Cela fait quatre jours que je ne peux pas sortir de chez moi. Avec mes voisins, on se regarde par les balcons, l’armée nous fait signe de ne pas descendre. Les soldats encerclent le quartier, et sont au cœur d’affrontements avec des gens armés et cagoulés, qui font partie de la coalition du 14-Mars. Saad Hariri leur a ordonné, dimanche, de quitter les rues, mais ils refusent, arguant du fait qu’il est en France et qu’ils n’ont pas à suivre ses directives s’il n’est pas là. Depuis 9 heures ce matin, il y a des affrontements entre des partisans du 14-Mars et l’armée, qui a bénéficié de renforts de chars.
Les partisans du 14-Mars ont pris appui sur l’attentat de vendredi pour chercher à déstabiliser l’État libanais, afin de faire dissoudre le Parlement et former un nouveau gouvernement.

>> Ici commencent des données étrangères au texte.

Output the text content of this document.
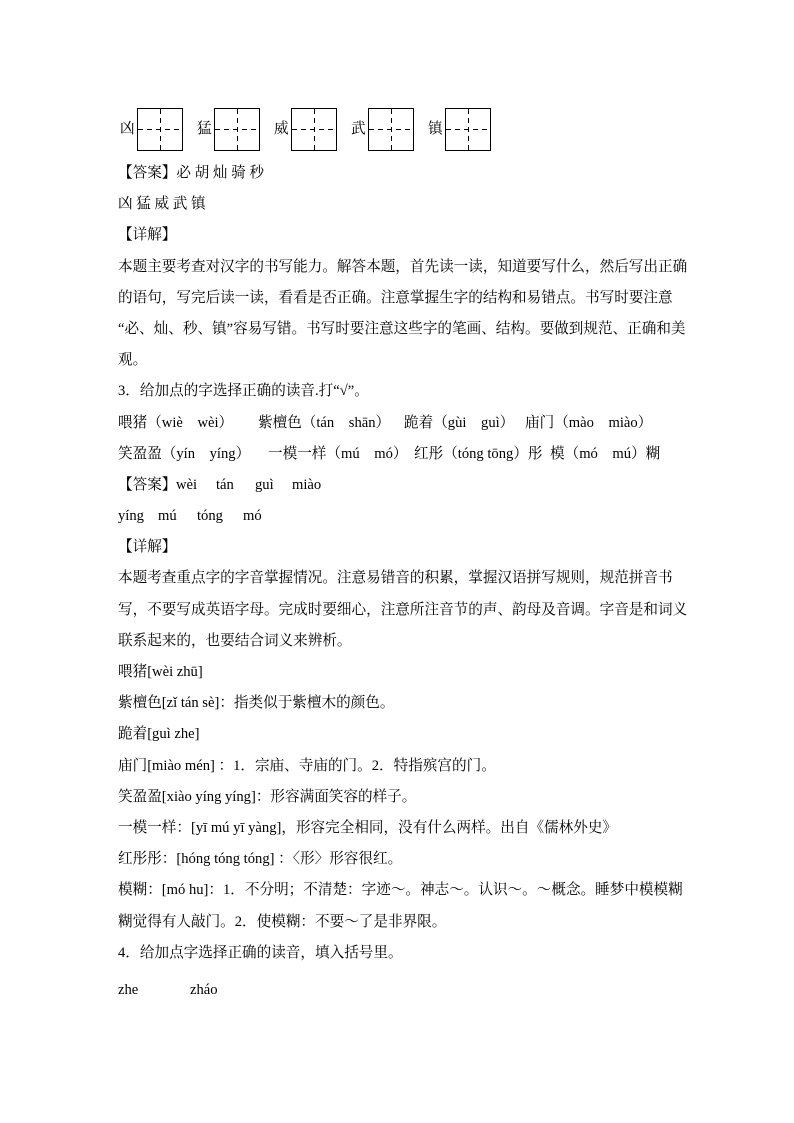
凶	猛	威	武	镇
【答案】必 胡 灿 骑 秒
凶 猛 威 武 镇
【详解】
本题主要考查对汉字的书写能力。解答本题，首先读一读，知道要写什么，然后写出正确
的语句，写完后读一读，看看是否正确。注意掌握生字的结构和易错点。书写时要注意
“必、灿、秒、镇”容易写错。书写时要注意这些字的笔画、结构。要做到规范、正确和美
观。
3．给加点的字选择正确的读音.打“√”。
喂猪（wiè　wèi） 紫檀色（tán　shān） 跪着（gùi　guì） 庙门（mào　miào）
笑盈盈（yín　yíng） 一模一样（mú　mó） 红彤（tóng tōng）彤 模（mó　mú）糊
【答案】 wèi tán guì miào
yíng mú tóng mó
【详解】
本题考查重点字的字音掌握情况。注意易错音的积累，掌握汉语拼写规则，规范拼音书
写，不要写成英语字母。完成时要细心，注意所注音节的声、韵母及音调。字音是和词义
联系起来的，也要结合词义来辨析。
喂猪[wèi zhū]
紫檀色[zǐ tán sè]：指类似于紫檀木的颜色。
跪着[guì zhe]
庙门[miào mén] ：1．宗庙、寺庙的门。2．特指殡宫的门。
笑盈盈[xiào yíng yíng]：形容满面笑容的样子。
一模一样：[yī mú yī yàng]，形容完全相同，没有什么两样。出自《儒林外史》
红彤彤：[hóng tóng tóng] ：〈形〉形容很红。
模糊：[mó hu]：1．不分明；不清楚：字迹～。神志～。认识～。～概念。睡梦中模模糊
糊觉得有人敲门。2．使模糊：不要～了是非界限。
4．给加点字选择正确的读音，填入括号里。
zhe	zháo
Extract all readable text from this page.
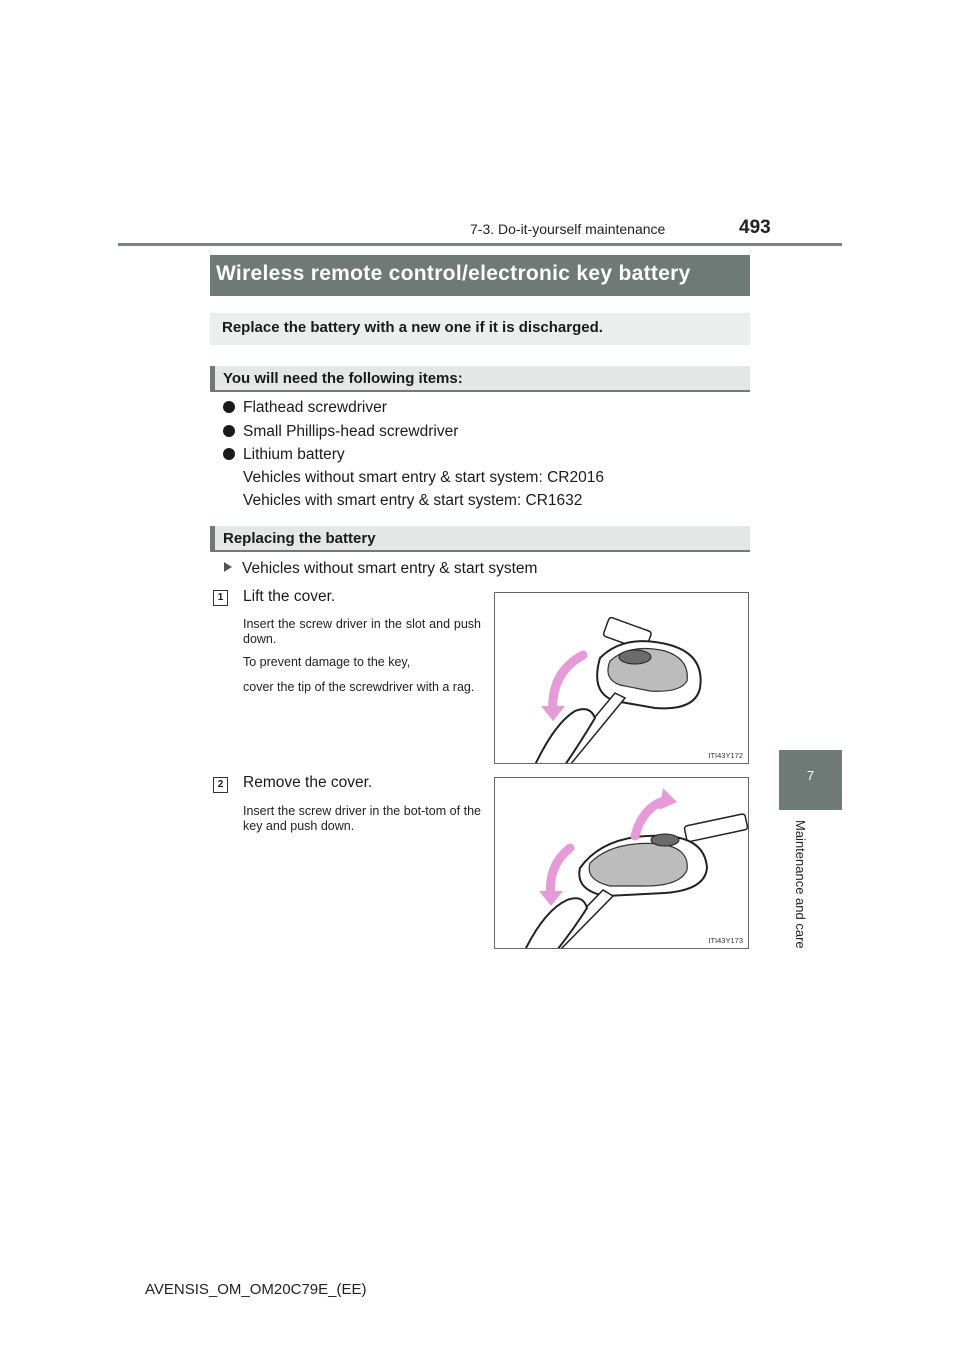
7-3. Do-it-yourself maintenance	493
7
Maintenance and care
Wireless remote control/electronic key battery
Replace the battery with a new one if it is discharged.
You will need the following items:
Flathead screwdriver
Small Phillips-head screwdriver
Lithium battery
Vehicles without smart entry & start system: CR2016
Vehicles with smart entry & start system: CR1632
Replacing the battery
Vehicles without smart entry & start system
1	Lift the cover.
Insert the screw driver in the slot and push down.
To prevent damage to the key,
cover the tip of the screwdriver with a rag.
ITI43Y172
2	Remove the cover.
Insert the screw driver in the bot-tom of the key and push down.
ITI43Y173
AVENSIS_OM_OM20C79E_(EE)
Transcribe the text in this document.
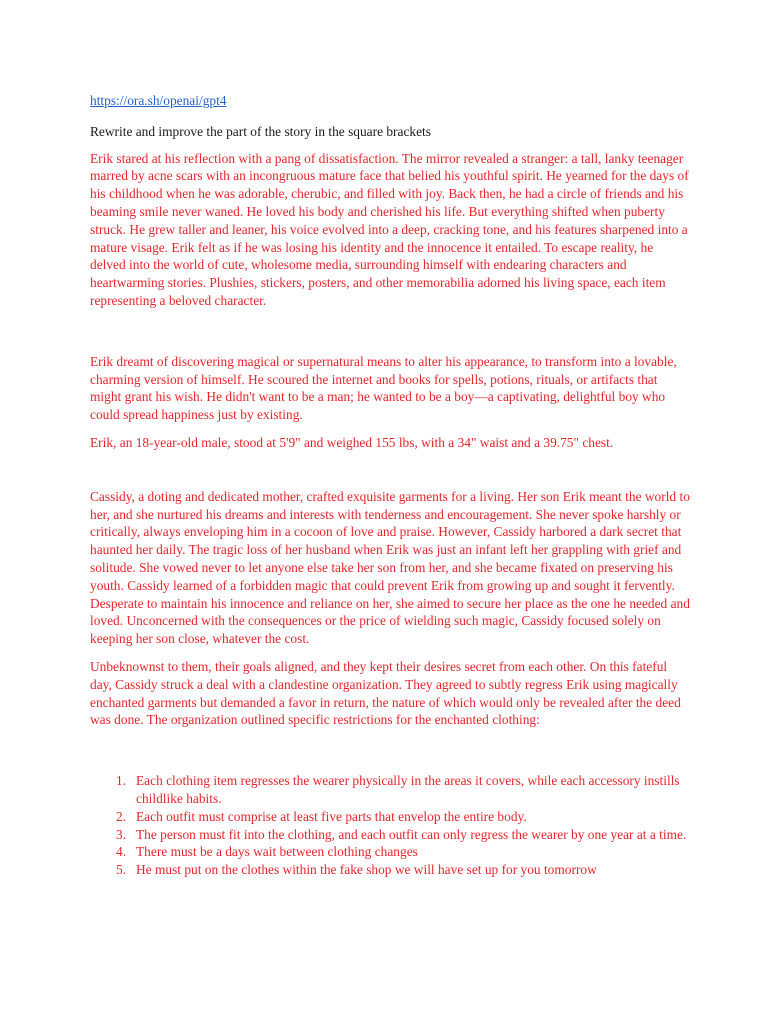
https://ora.sh/openai/gpt4

Rewrite and improve the part of the story in the square brackets

Erik stared at his reflection with a pang of dissatisfaction. The mirror revealed a stranger: a tall, lanky teenager marred by acne scars with an incongruous mature face that belied his youthful spirit. He yearned for the days of his childhood when he was adorable, cherubic, and filled with joy. Back then, he had a circle of friends and his beaming smile never waned. He loved his body and cherished his life. But everything shifted when puberty struck. He grew taller and leaner, his voice evolved into a deep, cracking tone, and his features sharpened into a mature visage. Erik felt as if he was losing his identity and the innocence it entailed. To escape reality, he delved into the world of cute, wholesome media, surrounding himself with endearing characters and heartwarming stories. Plushies, stickers, posters, and other memorabilia adorned his living space, each item representing a beloved character.

Erik dreamt of discovering magical or supernatural means to alter his appearance, to transform into a lovable, charming version of himself. He scoured the internet and books for spells, potions, rituals, or artifacts that might grant his wish. He didn't want to be a man; he wanted to be a boy—a captivating, delightful boy who could spread happiness just by existing.

Erik, an 18-year-old male, stood at 5'9" and weighed 155 lbs, with a 34" waist and a 39.75" chest.

Cassidy, a doting and dedicated mother, crafted exquisite garments for a living. Her son Erik meant the world to her, and she nurtured his dreams and interests with tenderness and encouragement. She never spoke harshly or critically, always enveloping him in a cocoon of love and praise. However, Cassidy harbored a dark secret that haunted her daily. The tragic loss of her husband when Erik was just an infant left her grappling with grief and solitude. She vowed never to let anyone else take her son from her, and she became fixated on preserving his youth. Cassidy learned of a forbidden magic that could prevent Erik from growing up and sought it fervently. Desperate to maintain his innocence and reliance on her, she aimed to secure her place as the one he needed and loved. Unconcerned with the consequences or the price of wielding such magic, Cassidy focused solely on keeping her son close, whatever the cost.

Unbeknownst to them, their goals aligned, and they kept their desires secret from each other. On this fateful day, Cassidy struck a deal with a clandestine organization. They agreed to subtly regress Erik using magically enchanted garments but demanded a favor in return, the nature of which would only be revealed after the deed was done. The organization outlined specific restrictions for the enchanted clothing:

1. Each clothing item regresses the wearer physically in the areas it covers, while each accessory instills childlike habits.
2. Each outfit must comprise at least five parts that envelop the entire body.
3. The person must fit into the clothing, and each outfit can only regress the wearer by one year at a time.
4. There must be a days wait between clothing changes
5. He must put on the clothes within the fake shop we will have set up for you tomorrow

Ces personnes qui ont pris les armes, je les connais, beaucoup sont des jeunes de mon quartier et j’ai grandi avec eux. Ils tentent d’énerver tout le monde. Leur intérêt, c’est de se mettre en avant mais aussi de montrer qu’ils ont des armes et de créer une atmosphère propice à l’instabilité pour que le gouvernent tombe. Ils sont menaçants avec les passants : j’ai vu des femmes âgées passer dans la rue et se faire traiter de p*** par ces gens qui sont de leur propre quartier et de leur confession. Pire : ils ont sauvagement agressé un chiite qui voulait traverser le quartier et qui s’est retrouvé pris à parti dans un barrage sunnite. Ces gens-là gâchent le Liban.
"Leur attitude risque rapidement de retourner l’opinion publique contre eux"
Néanmoins, je ne pense pas que la situation puisse dégénérer plus que cela à Beyrouth. À Tripoli, les affrontements entre sunnites et alaouites ont commencé il y a des mois, mais, jusqu’à présent, il n’y a rien eu de ce genre à Beyrouth, ni entre alaouites et sunnites, ni entre chiites en général et sunnites. Ici, la majorité des gens a compris que ça ne servait à rien. D’ailleurs, aujourd’hui, des mouvements chiites ont demandé à leurs partisans de ne pas aller à l’école et au travail, afin d’éviter d’exacerber les tensions. De plus, j’ai le sentiment que les sunnites armés ne sont pas capables de s’entendre entre eux : j’ai vu des affrontements entre des factions issues de mon quartier et celle d’un autre quartier, pour savoir qui dirigerait les opérations de contrôle… Plus ils seront dans la rue, plus ils prendront confiance en eux, mais cela risque aussi de rapidement retourner l’opinion publique contre eux et de ne pas servir leur but, qui est de voir le 14-Mars retrouver le pouvoir.